Co po co? Jak to po co? Bo takie z nas śmieszki, a Śnieżka 2017 jest za długie.
(Tomasz z offu: no to może BÓG?)
Ciekawostka zza kulis. To ja ustawiałam dziewczyny i okazało się, że nie wiem jak się pisze literkę J. Dobrze, że nie widziałam tego facepalma u dziewczyn jak to odkryły, bo byłam w łazience. Na szczęście odbicie lustrzane można zrobić nawet w paincie.
Jeśli nie znam liter, to może faktycznie posty za mnie pisze ghostwriter? Co myślicie?
Rano znowu nie poszłyśmy na Śnieżkę, bo wolałyśmy zajęcia praktyczne z pozowania na zdobywcę. Profilem lub półprofilem, na podwyższeniu, pierś wypięta, noga lekko zgięta. Ważne: trzeba się poczuć jak pan wszechświata (fot. P. Wierzgacz). Bez tego nie wyjdzie.
Sama Paulina posiada nie tylko rozległe umiejętności z zakresu fotografowania, ale też pozowania. Zapraszam na 50 twarzy Pauliny Wierzgacz – a wszystkie roześmiane.
Jak utknąć na dworcu, to tylko w Jeleniej Górze!
Polecamy: bistro Jelonka. Wyobraźcie sobie, że Wasza babcia proponuje Wam do kawy mleko ryżowe i kanapkę z pastą sojową, a nad Wami świecą hipsterskie lampeczki. Tak tam jest.
A jeśli jesteśmy na dworcu w Jeleniej, to znaczy, że pożegnań nadszedł czas. I znowu życie wydaje mi się niesprawiedliwe: czemu musimy wszystkie siedzieć w pracy, skoro naszym środowiskiem naturalnym są heheszki i foteczki w górach?
Dziewczyny. Dziękuję za to, że jesteście i że nie wrzuciłyście żadnego zdjęcia, na którym wisi mi gil pod nosem!

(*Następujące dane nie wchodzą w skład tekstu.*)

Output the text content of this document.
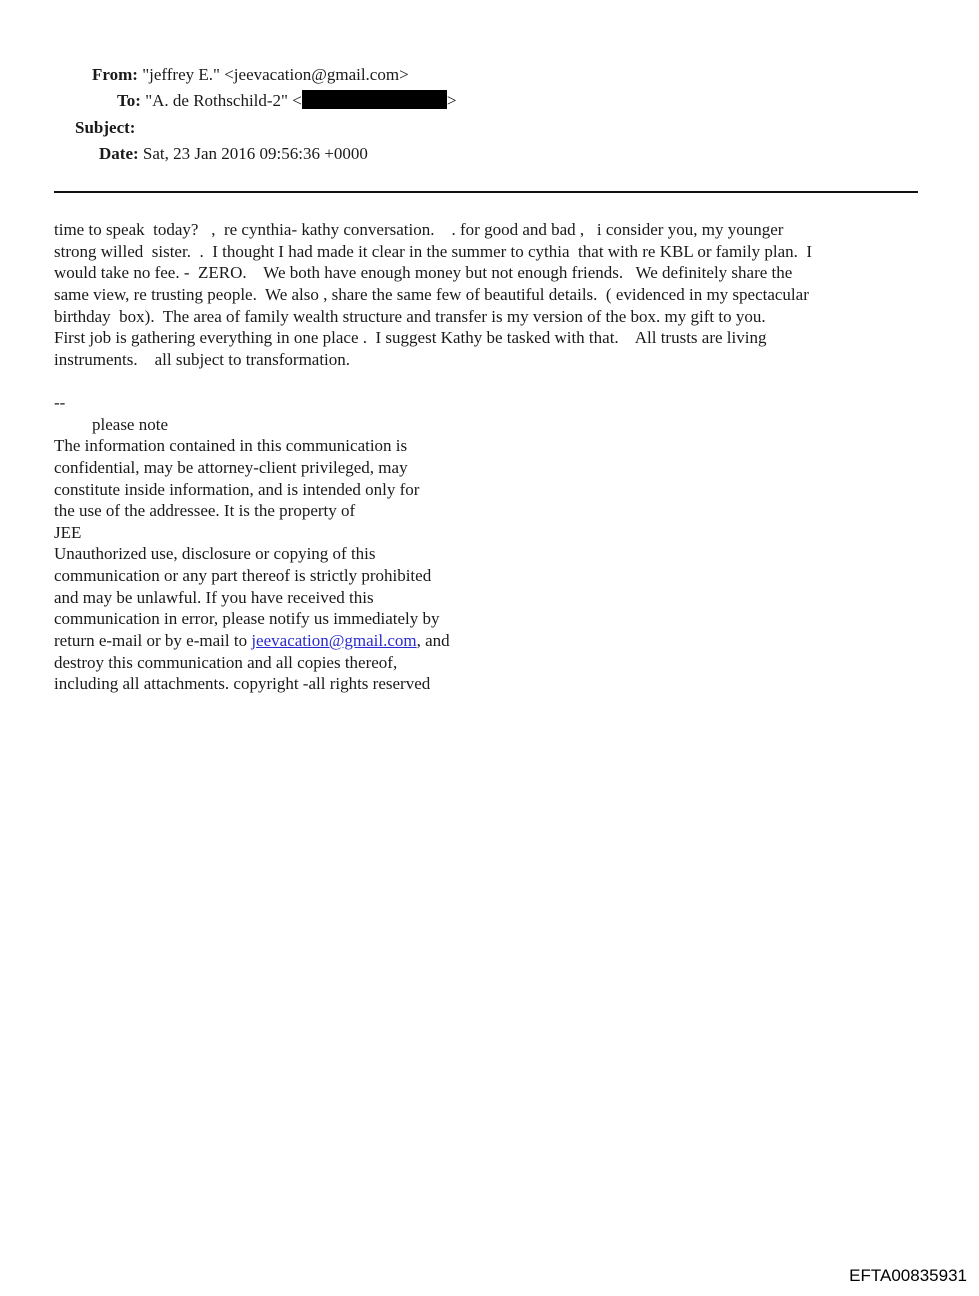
From: "jeffrey E." <jeevacation@gmail.com>
To: "A. de Rothschild-2" <	>
Subject:
Date: Sat, 23 Jan 2016 09:56:36 +0000
time to speak  today?   ,  re cynthia- kathy conversation.    . for good and bad ,   i consider you, my younger
strong willed  sister.  .  I thought I had made it clear in the summer to cythia  that with re KBL or family plan.  I
would take no fee. -  ZERO.    We both have enough money but not enough friends.   We definitely share the
same view, re trusting people.  We also , share the same few of beautiful details.  ( evidenced in my spectacular
birthday  box).  The area of family wealth structure and transfer is my version of the box. my gift to you.
First job is gathering everything in one place .  I suggest Kathy be tasked with that.    All trusts are living
instruments.    all subject to transformation.
--
please note
The information contained in this communication is
confidential, may be attorney-client privileged, may
constitute inside information, and is intended only for
the use of the addressee. It is the property of
JEE
Unauthorized use, disclosure or copying of this
communication or any part thereof is strictly prohibited
and may be unlawful. If you have received this
communication in error, please notify us immediately by
return e-mail or by e-mail to jeevacation@gmail.com, and
destroy this communication and all copies thereof,
including all attachments. copyright -all rights reserved
EFTA00835931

Oprócz niekończących się heheszków wyniosłam z wyjazdu pięć mocnych postanowień:
1. Muszę sobie kupić nową kurtkę. Wiem, że Amundsen miał podobną, ale stara naprawdę okropnie wygląda na zdjęciach.
2. Potrzebuję zooma. Nie żeby od razu tele, ale 50 mm na pełnej klatce to już za często robi się za mało.
3. Nakręcę video. Niech będzie słabe jak barszcz, przyjmę z godnością nominację na Złotą Malinę – ale głupio tak umrzeć i nie spróbować.
Spoiler: dużo surówki przywiozłam z Islandii. Montaż potrwa kilka lat, ale wielkie dzieła dojrzewają powoli
4. Biegówki!
5. Pojechać jeszcze raz. Śnieżne Kotły same do siebie nie wpadną.